Paul Braunbehrens writes:
> Mark, I'm pretty opinionated, but here goes (since you asked
> for opinions).
> A computer needs to do a few things to qualify, in my book.
> 1) user replaceable battery

IMO, it really depends on how long the battery lasts and therein lies a
Catch-22: when you design for a User-replaceable battery, its easy to
undersize the battery so that it only lasts a few days/weeks/months and gain
a smaller size that's more convenient to wear on one's wrist or whatever.

However, in general, I don't mind sending a dive computer in to the
manufacturer every 3-5 years for a $75 battery, as opposed to needing to
open the thing up (and subjecting it to Murphy's Law) 2-4 times per year for
a $15 "User" battery.  Not only can the former be potentially less expensive
(particularly if you fail to reseat the O-ring properly and cause a flood!),
but it has at least been my experience with my current computer (with an old
Monitor I) that when the computer is returned to the factory for a new
battery that they'll double-check its  calibration, etc, which is also
clearly worth something.

> 2) activate automatically upon water entry


> 3) nitrox capability

I'll probably go for this feature as well.  I'll also look for the ability
to set the mix, as opposed to it being limited to just Nitrox I & II.

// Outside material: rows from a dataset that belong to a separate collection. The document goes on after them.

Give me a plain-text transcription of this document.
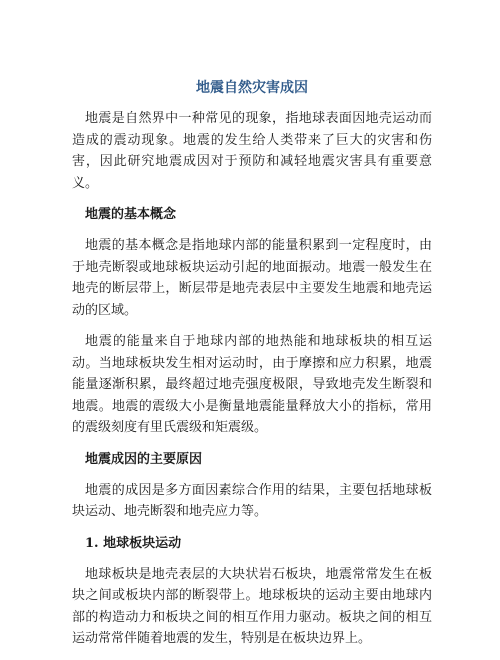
地震自然灾害成因

地震是自然界中一种常见的现象，指地球表面因地壳运动而造成的震动现象。地震的发生给人类带来了巨大的灾害和伤害，因此研究地震成因对于预防和减轻地震灾害具有重要意义。

地震的基本概念

地震的基本概念是指地球内部的能量积累到一定程度时，由于地壳断裂或地球板块运动引起的地面振动。地震一般发生在地壳的断层带上，断层带是地壳表层中主要发生地震和地壳运动的区域。

地震的能量来自于地球内部的地热能和地球板块的相互运动。当地球板块发生相对运动时，由于摩擦和应力积累，地震能量逐渐积累，最终超过地壳强度极限，导致地壳发生断裂和地震。地震的震级大小是衡量地震能量释放大小的指标，常用的震级刻度有里氏震级和矩震级。

地震成因的主要原因

地震的成因是多方面因素综合作用的结果，主要包括地球板块运动、地壳断裂和地壳应力等。

1. 地球板块运动

地球板块是地壳表层的大块状岩石板块，地震常常发生在板块之间或板块内部的断裂带上。地球板块的运动主要由地球内部的构造动力和板块之间的相互作用力驱动。板块之间的相互运动常常伴随着地震的发生，特别是在板块边界上。
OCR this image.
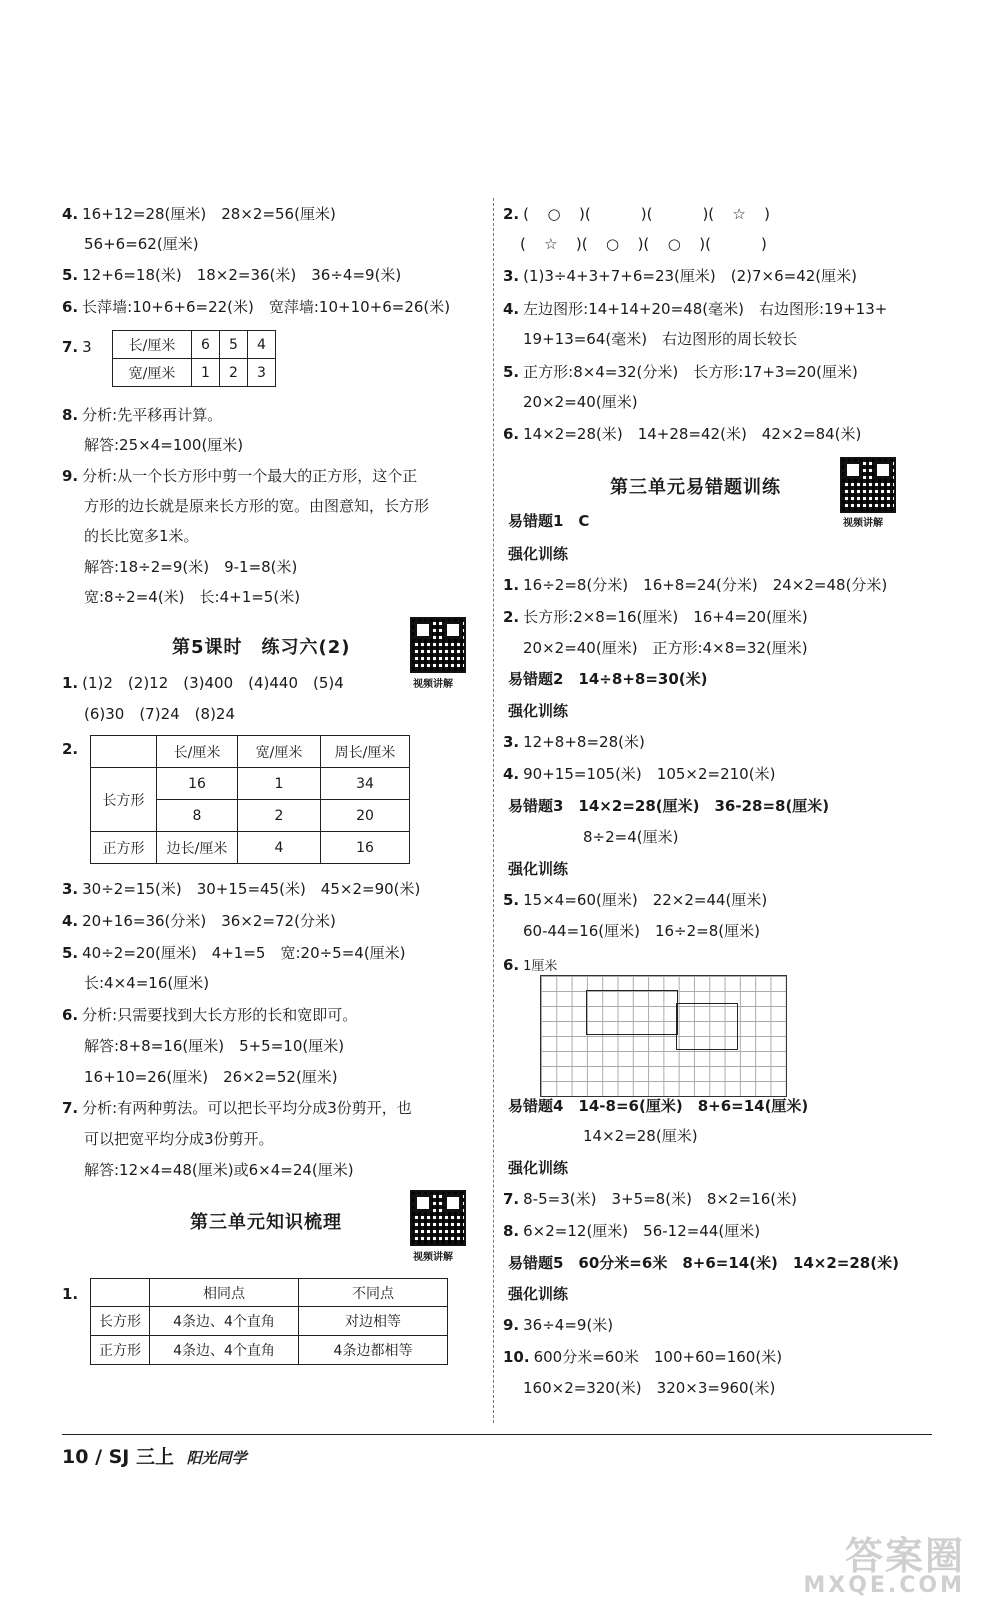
4. 16+12=28(厘米)　28×2=56(厘米)
56+6=62(厘米)
5. 12+6=18(米)　18×2=36(米)　36÷4=9(米)
6. 长萍墙:10+6+6=22(米)　宽萍墙:10+10+6=26(米)
7. 3	长/厘米	6	5	4
宽/厘米	1	2	3
8. 分析:先平移再计算。
解答:25×4=100(厘米)
9. 分析:从一个长方形中剪一个最大的正方形，这个正
方形的边长就是原来长方形的宽。由图意知，长方形
的长比宽多1米。
解答:18÷2=9(米)　9-1=8(米)
宽:8÷2=4(米)　长:4+1=5(米)
第5课时　练习六(2)
视频讲解
1. (1)2　(2)12　(3)400　(4)440　(5)4
(6)30　(7)24　(8)24
2.
		长/厘米	宽/厘米	周长/厘米
长方形	16	1	34
	8	2	20
正方形	边长/厘米	4	16
3. 30÷2=15(米)　30+15=45(米)　45×2=90(米)
4. 20+16=36(分米)　36×2=72(分米)
5. 40÷2=20(厘米)　4+1=5　宽:20÷5=4(厘米)
长:4×4=16(厘米)
6. 分析:只需要找到大长方形的长和宽即可。
解答:8+8=16(厘米)　5+5=10(厘米)
16+10=26(厘米)　26×2=52(厘米)
7. 分析:有两种剪法。可以把长平均分成3份剪开，也
可以把宽平均分成3份剪开。
解答:12×4=48(厘米)或6×4=24(厘米)
第三单元知识梳理
视频讲解
1.
		相同点	不同点
长方形	4条边、4个直角	对边相等
正方形	4条边、4个直角	4条边都相等
2. ( ○ )(	)(	)( ☆ )
( ☆ )( ○ )( ○ )(	)
3. (1)3÷4+3+7+6=23(厘米)　(2)7×6=42(厘米)
4. 左边图形:14+14+20=48(毫米)　右边图形:19+13+
19+13=64(毫米)　右边图形的周长较长
5. 正方形:8×4=32(分米)　长方形:17+3=20(厘米)
20×2=40(厘米)
6. 14×2=28(米)　14+28=42(米)　42×2=84(米)
第三单元易错题训练
视频讲解
易错题1　C
强化训练
1. 16÷2=8(分米)　16+8=24(分米)　24×2=48(分米)
2. 长方形:2×8=16(厘米)　16+4=20(厘米)
20×2=40(厘米)　正方形:4×8=32(厘米)
易错题2　14÷8+8=30(米)
强化训练
3. 12+8+8=28(米)
4. 90+15=105(米)　105×2=210(米)
易错题3　14×2=28(厘米)　36-28=8(厘米)
8÷2=4(厘米)
强化训练
5. 15×4=60(厘米)　22×2=44(厘米)
60-44=16(厘米)　16÷2=8(厘米)
6. 1厘米
易错题4　14-8=6(厘米)　8+6=14(厘米)
14×2=28(厘米)
强化训练
7. 8-5=3(米)　3+5=8(米)　8×2=16(米)
8. 6×2=12(厘米)　56-12=44(厘米)
易错题5　60分米=6米　8+6=14(米)　14×2=28(米)
强化训练
9. 36÷4=9(米)
10. 600分米=60米　100+60=160(米)
160×2=320(米)　320×3=960(米)
10 / SJ 三上 阳光同学
答案圈
MXQE.COM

> The suunto vyper does these 3 very well, and it will also function in
> gauge mode, allow you do download your dives to your PC, and it uses
> a pretty good model (Reduced Gradient Bubble).   I think it's about
> $300.

I was looking at the Vyper within the past year or so and while it really
looks promising, I didn't care for the fact that it had a very definite
"safety stop" that was pragmatically mandatory.  I was on holiday last week
and got in some diving and due to surface conditions on one dive, I pulled
my primary stop at ~25fsw.  I don't recall technically if this would have
been permitted or not within the Vyper's model, but I know that it would
have been close to being disallowed, or perhaps more accurately "not

> Suunto also makes an integrated one, the cobra.  It's basically a
> vyper with air integration.  I'd stay away from it.  Buy a nice
> gauge, and you don't need it.  The only real failure mode in gauges
> is that they stick (if they are old and mistreated).  This is an easy
> failure to spot.  If the gauge hasn't moved when you look at it
> again, then it's sticking.

Agreed.  The main feature of Air-Integrated (AI) dive computers tends to be
the strong suction that they put on your wallet.

Mark writes:
> >
> > What functionality and features are lost with the  AERIS
> > 300G when compared to the other two fully integrated computers?
> > It is quasi-A/I, in that the analog SPG does couple with the
> > computer(to some extent), but I am not sure exactly what
> > features are lost versus the fully integrated systems.

"Quasi-AI"?  Do you mean that it is a hosed-AI system instead of the newer
(and more things to go wrong) "hoseless" AI types?

If the computer is using the tank pressure in any fashion, there needs to be
an A/D conversion device, which generally means a piezoelectric transducer.
If there's a traditional analog gage in the console, this probably means
that there's simply a "T" HP fitting hidden inside the console that supplies
the HP air to both devices.

Generically speaking, the thing you're gaining with any AI computer is an
air consumption based "time remaining" prediction.  But since the
assumptions that go into that value are invariably very simple/primitive
(constant depth, SAC, etc), the information provided is often bordering on
useless trivia.  This is particularly the case as your air consumption
improves to the point that your bottom time is "deco limited" instead of
being "air limited".

> > OTOH, I have a degree of concern about relying on a single
> > integrated digital SPG.  Over the years I have occasionally
> > experienced computer malfunctions, but have never had a
> >  problem with an analog SPG.

Generally speaking, I like the old, traditional analog SPG.  There's very
few things that can go wrong with it and its failure modes are pretty
intuitively obvious in their nature.

When it comes to electronics and saltwater, literally anything can happen.
I've had more than enough electronic strobes & watches go flaky and the one
thing that they all have in common was that they were all quite
unpredictable in their failure modes.  They were all essentially sudden
failures - when the saltwater electrolyte hit their circuits, some were
silent, others screaming.  None of them have any sort of pseudo-failsafe
"limp home" mode.

FWIW, so long as you have something hanging off of an HP hose, if the gage
dies, with some practice, you can still estimate by hand to some degree your
remaining air supply simply by feeling the rigidity of your HP hose.